Além de marcar território, esses grupos também
acabam impondo regras, deveres e até proibições aos moradores das comunidades
onde estão instalados, conforme detalhou Pithon.
"Nos últimos dez anos, as duas maiores facções
do Brasil têm intensificado suas ações no nordeste do país, incluindo a Bahia.
Logicamente, as mesmas ações implementadas nos outros estados começam a surgir
de uma maneira mais intensa também no território baiano", explicou.
Apesar da movimentação já existente no estado, o
especialista classifica a atuação das facções criminosas como recente e
destaca, como contrapartida, a ação integrada da segurança pública para
combater e impedir a expansão.
"O fato é que isso ainda é embrionário, e as
forças de segurança estão trabalhando integradas, com foco nas ações de
inteligência para prospectar cenários e mapear riscos. Além das intervenções
investigativas realizadas pela Polícia Judiciária com objetivo de prender
lideranças e apreender bens financeiros, enfraquecendo o poder desses grupos.
Enfim, a estamos utilizando todos os recursos para dar o enfrentamento
necessário a essa problemática", detalhou.
O policial civil também ressaltou a necessidade da
intervenção de outras áreas da sociedade no combate às facções, como as
entidades não governamentais, a escola e a Justiça. Mas enfatizou a necessidade
do cuidado, sobretudo com os jovens.
"Eu sou pai e tenho um filho de 13 anos e uma
filha de 14 anos, e minha orientação é que não façam esses gestos, não escutem
músicas que façam apologia ao crime, e não frequentem locais onde exista
incidência de grupos armados. É o óbvio e é uma realidade, precisamos olhar
para além e perceber que essa situação precisa ser encarada de frente",
pontuou.
<><> O que diz a Secretaria da Segurança Pública
Em nota, a Secretaria da Segurança Pública da Bahia
(SSP-BA) informou que tem ampliado o combate às facções no estado desde 2024, e
citou prisões ocorridas ao longo do ano relacionadas às investigações.

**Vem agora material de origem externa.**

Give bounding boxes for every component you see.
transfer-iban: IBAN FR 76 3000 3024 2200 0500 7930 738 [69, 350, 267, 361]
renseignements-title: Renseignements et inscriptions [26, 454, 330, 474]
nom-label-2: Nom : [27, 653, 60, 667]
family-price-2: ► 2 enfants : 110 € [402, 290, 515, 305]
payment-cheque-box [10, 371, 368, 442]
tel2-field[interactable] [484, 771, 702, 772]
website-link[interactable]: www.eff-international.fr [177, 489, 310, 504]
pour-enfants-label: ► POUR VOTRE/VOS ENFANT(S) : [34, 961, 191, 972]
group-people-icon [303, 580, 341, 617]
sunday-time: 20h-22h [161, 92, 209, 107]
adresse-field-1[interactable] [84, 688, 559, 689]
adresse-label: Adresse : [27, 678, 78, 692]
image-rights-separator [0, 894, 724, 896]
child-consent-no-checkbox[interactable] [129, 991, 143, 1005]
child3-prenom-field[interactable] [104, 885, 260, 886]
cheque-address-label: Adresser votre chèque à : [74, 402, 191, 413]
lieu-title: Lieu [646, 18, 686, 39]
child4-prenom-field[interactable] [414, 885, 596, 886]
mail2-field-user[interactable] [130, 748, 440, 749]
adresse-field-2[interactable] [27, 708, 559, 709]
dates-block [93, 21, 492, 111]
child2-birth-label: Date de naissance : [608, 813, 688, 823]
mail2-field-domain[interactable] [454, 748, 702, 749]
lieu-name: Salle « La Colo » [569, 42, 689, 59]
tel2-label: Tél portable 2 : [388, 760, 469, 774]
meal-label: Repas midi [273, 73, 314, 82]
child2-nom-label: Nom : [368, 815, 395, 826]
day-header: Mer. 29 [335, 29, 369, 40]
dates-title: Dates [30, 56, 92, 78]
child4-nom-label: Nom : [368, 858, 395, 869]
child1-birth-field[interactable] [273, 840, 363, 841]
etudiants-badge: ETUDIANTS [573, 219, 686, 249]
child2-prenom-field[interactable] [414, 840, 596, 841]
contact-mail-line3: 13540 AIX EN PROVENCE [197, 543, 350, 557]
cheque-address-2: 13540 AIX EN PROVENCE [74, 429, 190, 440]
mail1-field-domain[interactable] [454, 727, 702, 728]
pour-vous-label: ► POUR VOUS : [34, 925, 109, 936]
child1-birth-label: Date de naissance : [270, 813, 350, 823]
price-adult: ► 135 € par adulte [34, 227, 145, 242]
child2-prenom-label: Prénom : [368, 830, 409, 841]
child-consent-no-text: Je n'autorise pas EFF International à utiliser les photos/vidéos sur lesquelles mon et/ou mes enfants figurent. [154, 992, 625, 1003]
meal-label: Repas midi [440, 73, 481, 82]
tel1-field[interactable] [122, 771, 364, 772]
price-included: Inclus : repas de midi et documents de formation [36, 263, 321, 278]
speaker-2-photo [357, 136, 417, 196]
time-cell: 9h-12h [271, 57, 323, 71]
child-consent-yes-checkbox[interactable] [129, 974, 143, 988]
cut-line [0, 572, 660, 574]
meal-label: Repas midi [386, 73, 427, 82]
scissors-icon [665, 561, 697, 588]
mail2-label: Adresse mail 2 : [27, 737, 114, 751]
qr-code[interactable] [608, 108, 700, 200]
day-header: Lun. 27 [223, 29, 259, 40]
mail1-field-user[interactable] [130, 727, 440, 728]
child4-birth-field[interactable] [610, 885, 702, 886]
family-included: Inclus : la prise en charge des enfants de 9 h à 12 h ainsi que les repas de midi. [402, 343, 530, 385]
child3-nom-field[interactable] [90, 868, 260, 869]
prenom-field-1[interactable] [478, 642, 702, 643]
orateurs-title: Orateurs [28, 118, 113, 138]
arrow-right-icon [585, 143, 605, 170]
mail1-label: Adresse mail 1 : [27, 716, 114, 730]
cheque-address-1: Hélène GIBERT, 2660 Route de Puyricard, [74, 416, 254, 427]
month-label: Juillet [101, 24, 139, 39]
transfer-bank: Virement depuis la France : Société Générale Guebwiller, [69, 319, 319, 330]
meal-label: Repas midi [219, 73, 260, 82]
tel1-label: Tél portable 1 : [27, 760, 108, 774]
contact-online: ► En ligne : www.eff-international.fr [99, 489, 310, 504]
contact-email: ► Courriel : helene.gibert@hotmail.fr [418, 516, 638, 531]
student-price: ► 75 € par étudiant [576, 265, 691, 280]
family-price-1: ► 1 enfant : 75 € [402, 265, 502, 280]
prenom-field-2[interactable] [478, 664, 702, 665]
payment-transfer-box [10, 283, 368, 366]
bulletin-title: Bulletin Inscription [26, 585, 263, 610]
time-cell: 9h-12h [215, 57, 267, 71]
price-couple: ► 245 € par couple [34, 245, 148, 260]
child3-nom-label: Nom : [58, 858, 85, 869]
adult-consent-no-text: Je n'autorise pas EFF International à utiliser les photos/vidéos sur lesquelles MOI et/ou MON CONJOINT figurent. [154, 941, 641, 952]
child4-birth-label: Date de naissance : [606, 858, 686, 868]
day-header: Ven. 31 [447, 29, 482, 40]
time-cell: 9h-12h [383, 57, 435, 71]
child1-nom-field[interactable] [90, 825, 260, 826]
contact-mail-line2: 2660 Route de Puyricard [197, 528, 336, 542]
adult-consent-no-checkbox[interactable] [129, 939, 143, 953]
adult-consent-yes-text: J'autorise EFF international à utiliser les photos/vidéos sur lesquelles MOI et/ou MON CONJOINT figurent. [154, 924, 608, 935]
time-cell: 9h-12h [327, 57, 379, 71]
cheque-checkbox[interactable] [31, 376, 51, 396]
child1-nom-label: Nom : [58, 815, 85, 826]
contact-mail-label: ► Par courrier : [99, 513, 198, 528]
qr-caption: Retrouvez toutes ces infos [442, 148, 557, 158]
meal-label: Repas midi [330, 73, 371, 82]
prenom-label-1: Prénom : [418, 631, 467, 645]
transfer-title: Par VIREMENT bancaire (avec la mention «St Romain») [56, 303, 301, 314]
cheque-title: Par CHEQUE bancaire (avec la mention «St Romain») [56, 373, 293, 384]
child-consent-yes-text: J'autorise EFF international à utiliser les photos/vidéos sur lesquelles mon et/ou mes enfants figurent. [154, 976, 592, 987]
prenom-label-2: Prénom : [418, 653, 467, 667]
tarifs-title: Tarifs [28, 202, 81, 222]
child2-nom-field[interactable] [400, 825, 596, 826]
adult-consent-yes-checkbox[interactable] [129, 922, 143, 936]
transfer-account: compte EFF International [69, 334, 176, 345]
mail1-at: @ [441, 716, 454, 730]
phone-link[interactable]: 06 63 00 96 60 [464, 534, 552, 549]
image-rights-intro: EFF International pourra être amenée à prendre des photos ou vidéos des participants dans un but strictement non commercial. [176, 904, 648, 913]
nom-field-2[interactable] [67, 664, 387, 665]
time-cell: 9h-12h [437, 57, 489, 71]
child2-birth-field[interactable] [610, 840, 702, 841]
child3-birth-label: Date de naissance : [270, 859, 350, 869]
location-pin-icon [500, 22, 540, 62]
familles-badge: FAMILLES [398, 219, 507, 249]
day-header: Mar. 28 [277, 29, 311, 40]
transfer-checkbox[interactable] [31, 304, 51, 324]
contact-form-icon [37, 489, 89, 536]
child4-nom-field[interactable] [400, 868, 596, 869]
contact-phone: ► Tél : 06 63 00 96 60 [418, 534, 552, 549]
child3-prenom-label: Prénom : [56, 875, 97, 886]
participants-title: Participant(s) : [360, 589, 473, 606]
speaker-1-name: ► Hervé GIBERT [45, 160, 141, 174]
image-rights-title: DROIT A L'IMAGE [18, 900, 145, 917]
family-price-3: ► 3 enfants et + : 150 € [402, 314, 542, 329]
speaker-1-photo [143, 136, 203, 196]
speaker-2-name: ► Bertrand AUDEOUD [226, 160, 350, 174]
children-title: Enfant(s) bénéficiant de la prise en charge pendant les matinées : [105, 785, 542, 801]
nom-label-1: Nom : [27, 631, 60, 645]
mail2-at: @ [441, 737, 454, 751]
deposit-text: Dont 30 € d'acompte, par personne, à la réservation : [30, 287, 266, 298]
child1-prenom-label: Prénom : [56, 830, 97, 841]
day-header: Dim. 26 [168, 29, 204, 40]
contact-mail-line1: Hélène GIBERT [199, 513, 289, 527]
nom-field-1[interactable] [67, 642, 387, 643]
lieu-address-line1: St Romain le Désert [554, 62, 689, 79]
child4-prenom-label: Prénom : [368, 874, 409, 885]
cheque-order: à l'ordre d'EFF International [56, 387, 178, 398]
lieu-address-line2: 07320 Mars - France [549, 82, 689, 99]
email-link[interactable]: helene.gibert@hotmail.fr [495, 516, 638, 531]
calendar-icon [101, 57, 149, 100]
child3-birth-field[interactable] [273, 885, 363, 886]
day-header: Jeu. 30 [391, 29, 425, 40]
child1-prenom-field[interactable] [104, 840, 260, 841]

"A Secretaria da Segurança Pública destaca que ampliou o
combate às facções em 2024. Noventa e quatro líderes foram alcançados, entre
eles 22 que faziam parte do Baralho do Crime. Acrescenta também que 86 fuzis (número
recorde) foram apreendidos, impactando diretamente na redução das mortes
violentas em todo o estado. Por fim, a SSP reitera o compromisso do combate
incansável contras os grupos criminosos, em 2025".